In 2009, DARPA did a study to see how fast social media networks could find the location of ten weather balloons that had been raised around the country. They ran their study as a competition: Teams set up the vastest social networks possible, and knowing the day that the weather balloons were raised, team members looked upwards and reported if they saw a balloon. It took a team from MIT nine hours to locate every balloon using Twitter, Facebook and a homemade webpage. (The study was done in December; social networks in warmer climes had an advantage — and I bet the MIT crew predicted that when setting up their network!)
I was captivated by the study. I shared it with students. That winter, home for several snow days, I had them help me do a PDS version of the DARPA study. On each of three successive snow days, I sent the seventh and eighth graders an email and asked them to pass it on to classmates using as many methods as they wanted. Once a student heard that I had sent an email to the class, they were to reply to me. Although we never got all fifty or so students replying, asking the students to disseminate information through social networks was very effective and fast.

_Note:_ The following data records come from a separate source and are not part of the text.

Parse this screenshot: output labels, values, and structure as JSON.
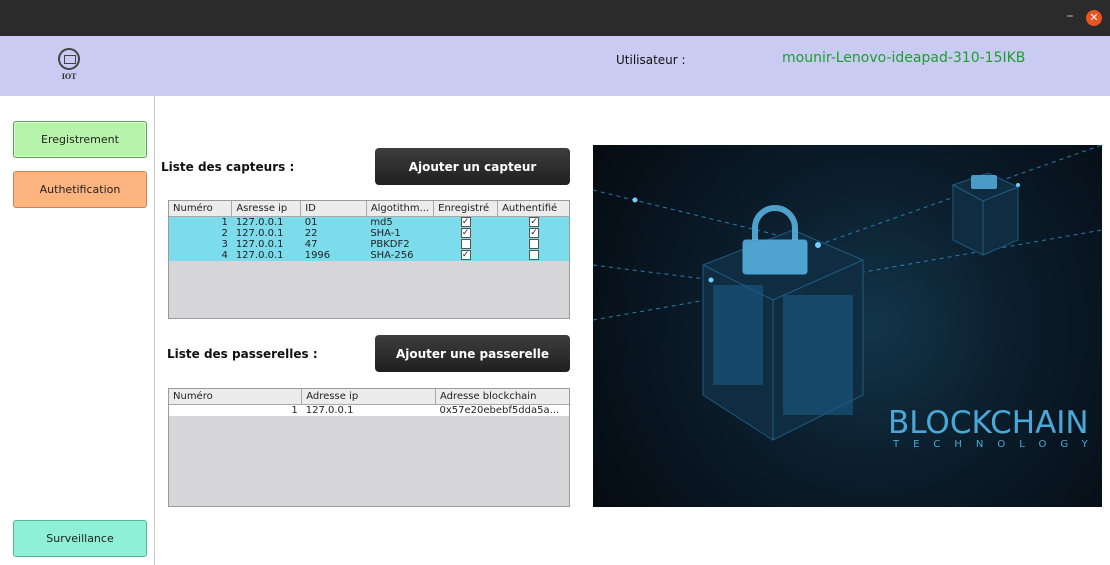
{
  "window": {
    "minimize": "–",
    "close": "✕"
  },
  "header": {
    "logo_text": "IOT",
    "user_label": "Utilisateur :",
    "user_name": "mounir-Lenovo-ideapad-310-15IKB"
  },
  "sidebar": {
    "registration": "Eregistrement",
    "authentication": "Authetification",
    "surveillance": "Surveillance"
  },
  "sensors": {
    "label": "Liste des capteurs :",
    "add_button": "Ajouter un capteur",
    "columns": [
      "Numéro",
      "Asresse ip",
      "ID",
      "Algotithm...",
      "Enregistré",
      "Authentifié"
    ],
    "rows": [
      {
        "num": "1",
        "ip": "127.0.0.1",
        "id": "01",
        "algo": "md5",
        "registered": "✓",
        "authenticated": "✓"
      },
      {
        "num": "2",
        "ip": "127.0.0.1",
        "id": "22",
        "algo": "SHA-1",
        "registered": "✓",
        "authenticated": "✓"
      },
      {
        "num": "3",
        "ip": "127.0.0.1",
        "id": "47",
        "algo": "PBKDF2",
        "registered": "",
        "authenticated": ""
      },
      {
        "num": "4",
        "ip": "127.0.0.1",
        "id": "1996",
        "algo": "SHA-256",
        "registered": "✓",
        "authenticated": ""
      }
    ]
  },
  "gateways": {
    "label": "Liste des passerelles :",
    "add_button": "Ajouter une passerelle",
    "columns": [
      "Numéro",
      "Adresse ip",
      "Adresse blockchain"
    ],
    "rows": [
      {
        "num": "1",
        "ip": "127.0.0.1",
        "address": "0x57e20ebebf5dda5a..."
      }
    ]
  },
  "banner": {
    "title": "BLOCKCHAIN",
    "subtitle": "TECHNOLOGY"
  },
  "colors": {
    "header_bg": "#c9cbf2",
    "user_name": "#1f9d2f",
    "selected_row": "#7ddcec",
    "banner_text": "#4aa8d8"
  }
}
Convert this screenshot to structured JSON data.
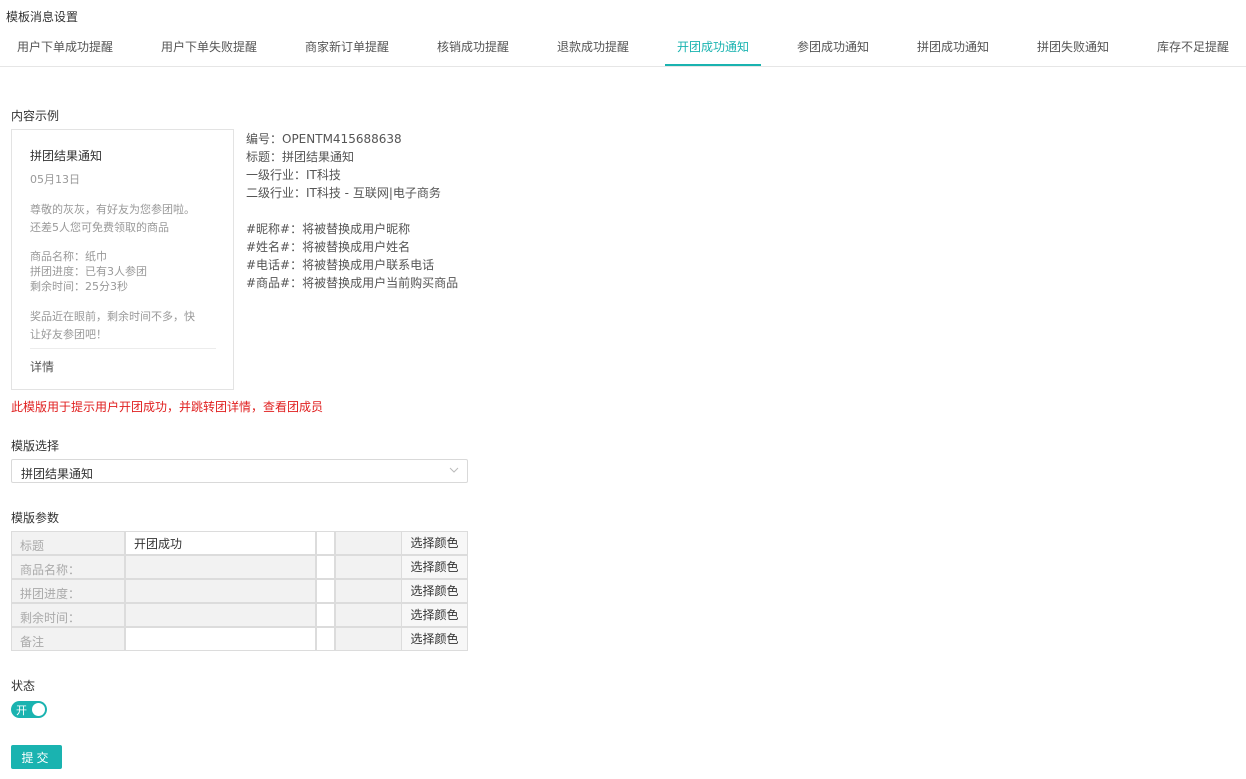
{
  "page_title": "模板消息设置",
  "tabs": [
    {
      "label": "用户下单成功提醒",
      "active": false
    },
    {
      "label": "用户下单失败提醒",
      "active": false
    },
    {
      "label": "商家新订单提醒",
      "active": false
    },
    {
      "label": "核销成功提醒",
      "active": false
    },
    {
      "label": "退款成功提醒",
      "active": false
    },
    {
      "label": "开团成功通知",
      "active": true
    },
    {
      "label": "参团成功通知",
      "active": false
    },
    {
      "label": "拼团成功通知",
      "active": false
    },
    {
      "label": "拼团失败通知",
      "active": false
    },
    {
      "label": "库存不足提醒",
      "active": false
    }
  ],
  "content_example": {
    "label": "内容示例",
    "card": {
      "title": "拼团结果通知",
      "date": "05月13日",
      "lines": [
        "尊敬的灰灰，有好友为您参团啦。",
        "还差5人您可免费领取的商品",
        "商品名称：纸巾",
        "拼团进度：已有3人参团",
        "剩余时间：25分3秒",
        "奖品近在眼前，剩余时间不多，快",
        "让好友参团吧！"
      ],
      "detail": "详情"
    },
    "info": [
      "编号：OPENTM415688638",
      "标题：拼团结果通知",
      "一级行业：IT科技",
      "二级行业：IT科技 - 互联网|电子商务",
      "#昵称#：将被替换成用户昵称",
      "#姓名#：将被替换成用户姓名",
      "#电话#：将被替换成用户联系电话",
      "#商品#：将被替换成用户当前购买商品"
    ]
  },
  "warning": "此模版用于提示用户开团成功，并跳转团详情，查看团成员",
  "template_select": {
    "label": "模版选择",
    "value": "拼团结果通知"
  },
  "template_params": {
    "label": "模版参数",
    "color_button_label": "选择颜色",
    "rows": [
      {
        "label": "标题",
        "value": "开团成功",
        "editable": true
      },
      {
        "label": "商品名称：",
        "value": "",
        "editable": false
      },
      {
        "label": "拼团进度：",
        "value": "",
        "editable": false
      },
      {
        "label": "剩余时间：",
        "value": "",
        "editable": false
      },
      {
        "label": "备注",
        "value": "",
        "editable": true
      }
    ]
  },
  "status": {
    "label": "状态",
    "toggle_text": "开",
    "on": true
  },
  "submit_label": "提交",
  "colors": {
    "accent": "#1ab3b0",
    "warning": "#e02020"
  }
}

My little study had a by-product of information for me. Students who stayed connected to me and to each other during snow days, seemed to be strong students. It was as if the mental construct of school stayed with them even when they were not physically in the building or with the teachers. I took to sending out emails every snow day to encourage students to spend a little time “remembering” school and our work. While I didn’t expect big work, I sent out photos or links to short articles– just something to keep school, and our work together, in mind. I always made sure to check email myself, so that students working on science projects could use the snow days to do research and writing, and have me as a resource.
By the following school year, our resources for staying in touch with students during snow days had blossomed. All middle school teachers had websites and so could post information. Edmodo was gaining ground as a platform and that allowed teachers to have a chat with a whole class at once. We had TodaysMeet and PrimaryPad as other online collaborative venues that were quick and easy to set up. Access to Google docs made it easy for students to submit work. Snow day assignments became part of our school culture. We were able to keep learning going, and not lose so much ground, due to technology and the creative and caring planning of our teachers. We even received some attention from the national press. You can read some PDS history with snow day work, here, on Josie’s blog.
Here is how our snow day assignments work: Teachers will let students know, by 10am on a snow day, what the snow day assignment is. In some cases, (eg. when the snow day seems inevitable even before the first flakes fall from the sky), teachers will post the assignments the night before. We realize that sometimes households lose power and teachers are asked to take this into account. (We also have had very resourceful students who somehow work around the power loss!)
We have never expected snow day to work to be identical to that done in school. We also don’t expect students to spend six hours hitting the books on snow days! There should be time to play, sit cozy with a book, bake cookies and shovel the walk. These are important too, and we value the slow down of a snow day as much in our own households as we do in yours. Yet, if we can have the best of both worlds– a slow down AND a lessened impact on learning– we’ll take it and appreciate that the modern world can offer us both!